Aside

Are Disabilities a Result of Sin? Special Needs, Fallen Nature, and Mommy-Grief

I recently discovered Amy Julia Becker, whose new book, “A Good and Perfect Gift”, is described as “a spiritual memoir that chronicles Amy Julia Becker’s journey through her daughter Penny’s first years of life. Top of her class at Princeton, Amy Julia Becker always imagined that her children would turn out just like her. So when her daughter Penny entered the world with Down syndrome, Becker had to rethink everything.”

Needless to say, I was fascinated.

I haven’t had time to read the book yet, swamped in textbooks as I am, but this excerpt jumped out me–Amy Julia’s comment/question to her family shortly after giving birth to Penny.

“What I want to figure out is whether Down syndrome is a mistake,” I said. “I know that scientists and doctors would say that it is.” I gestured toward the papers on the table. “But how do I think about it in terms of God? Is it a manifestation of sin in the world? Is Penny less perfect than that little girl who was born next door?”

The room stayed silent…

How could she be a mistake?

I looked up when Mom spoke, in her gentle, level voice. “The only evidence of sin that I see in Penny’s birth is in how we respond to her.”


As the mom of a special needs child, this cuts straight to my heart. Now, at thirteen, when Jamison can join in on football and have sleepovers with his friends and spend hours tweaking graphics in Photoshop, would I trade my Jamison for a “non-autistic” model, a Jamison whose neuropathways function just like everyone else’s? Not on your life! I look at other kids his age, and see only blessings–Jamison has a sweetness and simplicity that his peers have long outgrown, the intellect of a young teen, paired with a guileless transparency that is anything but normal.

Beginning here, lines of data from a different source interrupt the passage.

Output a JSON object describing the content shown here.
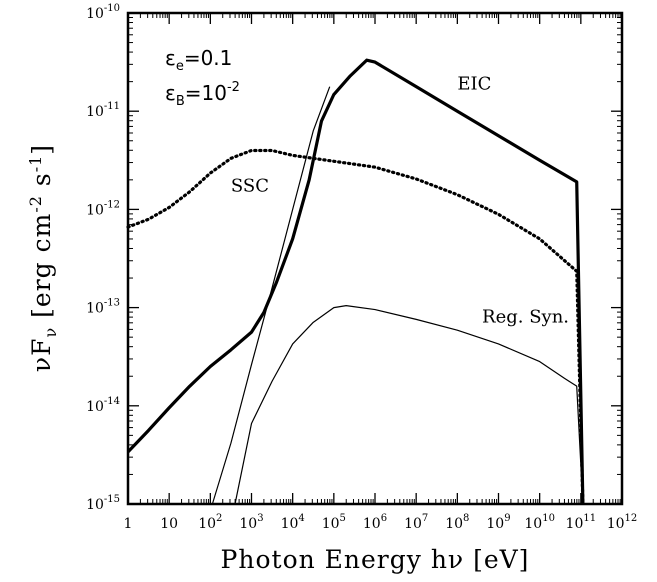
{
  "chart_data": {
    "type": "line",
    "xlabel": "Photon Energy hν [eV]",
    "ylabel": "νF_ν [erg cm^-2 s^-1]",
    "xscale": "log",
    "yscale": "log",
    "xlim_exp": [
      0,
      12
    ],
    "ylim_exp": [
      -15,
      -10
    ],
    "x_tick_labels": [
      {
        "exp": 0,
        "text": "1"
      },
      {
        "exp": 1,
        "text": "10"
      },
      {
        "exp": 2,
        "base": "10",
        "sup": "2"
      },
      {
        "exp": 3,
        "base": "10",
        "sup": "3"
      },
      {
        "exp": 4,
        "base": "10",
        "sup": "4"
      },
      {
        "exp": 5,
        "base": "10",
        "sup": "5"
      },
      {
        "exp": 6,
        "base": "10",
        "sup": "6"
      },
      {
        "exp": 7,
        "base": "10",
        "sup": "7"
      },
      {
        "exp": 8,
        "base": "10",
        "sup": "8"
      },
      {
        "exp": 9,
        "base": "10",
        "sup": "9"
      },
      {
        "exp": 10,
        "base": "10",
        "sup": "10"
      },
      {
        "exp": 11,
        "base": "10",
        "sup": "11"
      },
      {
        "exp": 12,
        "base": "10",
        "sup": "12"
      }
    ],
    "y_tick_labels": [
      {
        "exp": -15,
        "base": "10",
        "sup": "-15"
      },
      {
        "exp": -14,
        "base": "10",
        "sup": "-14"
      },
      {
        "exp": -13,
        "base": "10",
        "sup": "-13"
      },
      {
        "exp": -12,
        "base": "10",
        "sup": "-12"
      },
      {
        "exp": -11,
        "base": "10",
        "sup": "-11"
      },
      {
        "exp": -10,
        "base": "10",
        "sup": "-10"
      }
    ],
    "parameters": [
      {
        "symbol": "ε",
        "sub": "e",
        "value": "=0.1"
      },
      {
        "symbol": "ε",
        "sub": "B",
        "value": "=10",
        "sup": "-2"
      }
    ],
    "series": [
      {
        "label": "EIC",
        "style": "thick-solid",
        "points": [
          [
            0.0,
            -14.47
          ],
          [
            0.5,
            -14.25
          ],
          [
            1.0,
            -14.02
          ],
          [
            1.5,
            -13.8
          ],
          [
            2.0,
            -13.6
          ],
          [
            2.5,
            -13.43
          ],
          [
            3.0,
            -13.25
          ],
          [
            3.3,
            -13.05
          ],
          [
            3.6,
            -12.75
          ],
          [
            4.0,
            -12.3
          ],
          [
            4.4,
            -11.7
          ],
          [
            4.7,
            -11.1
          ],
          [
            5.0,
            -10.83
          ],
          [
            5.4,
            -10.64
          ],
          [
            5.8,
            -10.48
          ],
          [
            6.0,
            -10.5
          ],
          [
            7.0,
            -10.75
          ],
          [
            8.0,
            -11.0
          ],
          [
            9.0,
            -11.25
          ],
          [
            10.0,
            -11.5
          ],
          [
            10.9,
            -11.72
          ],
          [
            11.05,
            -15.0
          ]
        ]
      },
      {
        "label": "SSC",
        "style": "dotted",
        "points": [
          [
            0.0,
            -12.18
          ],
          [
            0.5,
            -12.1
          ],
          [
            1.0,
            -11.98
          ],
          [
            1.5,
            -11.82
          ],
          [
            2.0,
            -11.63
          ],
          [
            2.5,
            -11.48
          ],
          [
            3.0,
            -11.4
          ],
          [
            3.5,
            -11.4
          ],
          [
            4.0,
            -11.45
          ],
          [
            5.0,
            -11.51
          ],
          [
            6.0,
            -11.57
          ],
          [
            7.0,
            -11.69
          ],
          [
            8.0,
            -11.85
          ],
          [
            9.0,
            -12.05
          ],
          [
            10.0,
            -12.3
          ],
          [
            10.9,
            -12.63
          ],
          [
            11.05,
            -15.0
          ]
        ]
      },
      {
        "label": "Reg. Syn.",
        "style": "thin-solid",
        "points": [
          [
            2.6,
            -15.0
          ],
          [
            3.0,
            -14.18
          ],
          [
            3.5,
            -13.75
          ],
          [
            4.0,
            -13.37
          ],
          [
            4.5,
            -13.15
          ],
          [
            5.0,
            -13.0
          ],
          [
            5.3,
            -12.98
          ],
          [
            6.0,
            -13.02
          ],
          [
            7.0,
            -13.12
          ],
          [
            8.0,
            -13.23
          ],
          [
            9.0,
            -13.37
          ],
          [
            10.0,
            -13.55
          ],
          [
            10.6,
            -13.72
          ],
          [
            10.9,
            -13.8
          ],
          [
            11.05,
            -15.0
          ]
        ]
      },
      {
        "label": "",
        "style": "thin-solid",
        "points": [
          [
            2.05,
            -15.0
          ],
          [
            2.5,
            -14.38
          ],
          [
            3.0,
            -13.58
          ],
          [
            3.5,
            -12.8
          ],
          [
            4.0,
            -12.0
          ],
          [
            4.5,
            -11.2
          ],
          [
            4.9,
            -10.75
          ]
        ]
      }
    ],
    "annotations": [
      {
        "text": "EIC",
        "x_exp": 8.0,
        "y_exp": -10.78
      },
      {
        "text": "SSC",
        "x_exp": 2.5,
        "y_exp": -11.82
      },
      {
        "text": "Reg. Syn.",
        "x_exp": 8.6,
        "y_exp": -13.15
      }
    ]
  }
}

And yet, I remember years when this was not the case–when I would have given anything for Jamison to be “normal.” These were years characterized by screaming jags, by ceaseless self-stimulating sounds and motions, and by masterful, Houdini-like escapes that regularly threatened Jamison’s physical safety. These were years of exhaustion, terror, and trauma.

As I pondered Amy Julia’s reaction to her precious daughter, and similar statements I have heard from other special needs parents, I think I have discovered the difference between my grateful embrace of Jamison as he is now, and my “fight this disorder like the hordes of hell are after my baby” response of his early years. And the difference lies not so much in Jamison’s ability to know, but to be known.

For years, I felt that my son was locked away from me–I described it as Jamison “being locked in a glass box.” Jamison couldn’t express what he was going through–what was tormenting him when he screamed for 30 minutes at a time, why he needed to pour Legos over his head or twist himself up in the curtains, what compelled him to jimmy locks and dash out into the street, or the church lobby, or the snowy roof of our garage (!!!). And it didn’t seem that he could understand or respond to what we were saying, either–although the lucidity of his memories of those years shocks me. It wasn’t until Jamison was four years old, and began responding to questions or comments with stock phrases he had picked up from television or computer games, that he could begin to converse, to express what was going on inside of him.

Certainly, every time a child turns out differently than we expected, there is a period of grieving. This is true whether we have a disabled child who will be unable to live a typical life, or just a child who veers off the path we envisioned for them–the bookworm born to the football coach, or the happy single who never marries or produces grandchildren. But most of us eventually come to grips with those differences, those significant and trivial disappointments, and wholeheartedly embrace our children for who they are.

This makes me wonder: perhaps the real horror of brain disorders is not the idea that something is wrong with our child. Perhaps it is the fear that what we see on the surface is not who they really are, not who they were created to be. Perhaps Downs syndrome children were born exactly as God intended, medical issues aside. I could see that. But how does that relate to the horror of a family who watches their teen descend into the confusion of schizophrenia, or the frustration of a child who is, in all essence, trapped inside his own body? It is one thing to be different. It is another to be unknown for who you truly are, to have your mental and spiritual uniqueness stifled or hidden by physical limitations or uncooperative brain chemistry.

Obviously, this is an issue I am still wrestling through, and not just in a removed, intellectual manner. If a handful of paragraphs from “A Good and Perfect Gift” could get me thinking this hard, I can’t imagine what the rest of the book  will stir up in my soul. For me, these are the hard things to grapple with as a Christ-follower–it’s much easier to dive into books about theology than to try to apply it to the pain, grief, and brokenness of human existence. What seems crystal clear on paper can look impossibly blurry through eyes filled with blood, sweat, and tears.

That’s one of the reasons I’m so thankful for the incarnation–that God didn’t just send us a book, as wonderful as it is. That God sent us Himself, the new Adam, so we could learn how to live, and ultimately be redeemed from this mess we live in. At times, it’s a beautiful mess–a glorious mess, indeed. But it’s still a stinking mess.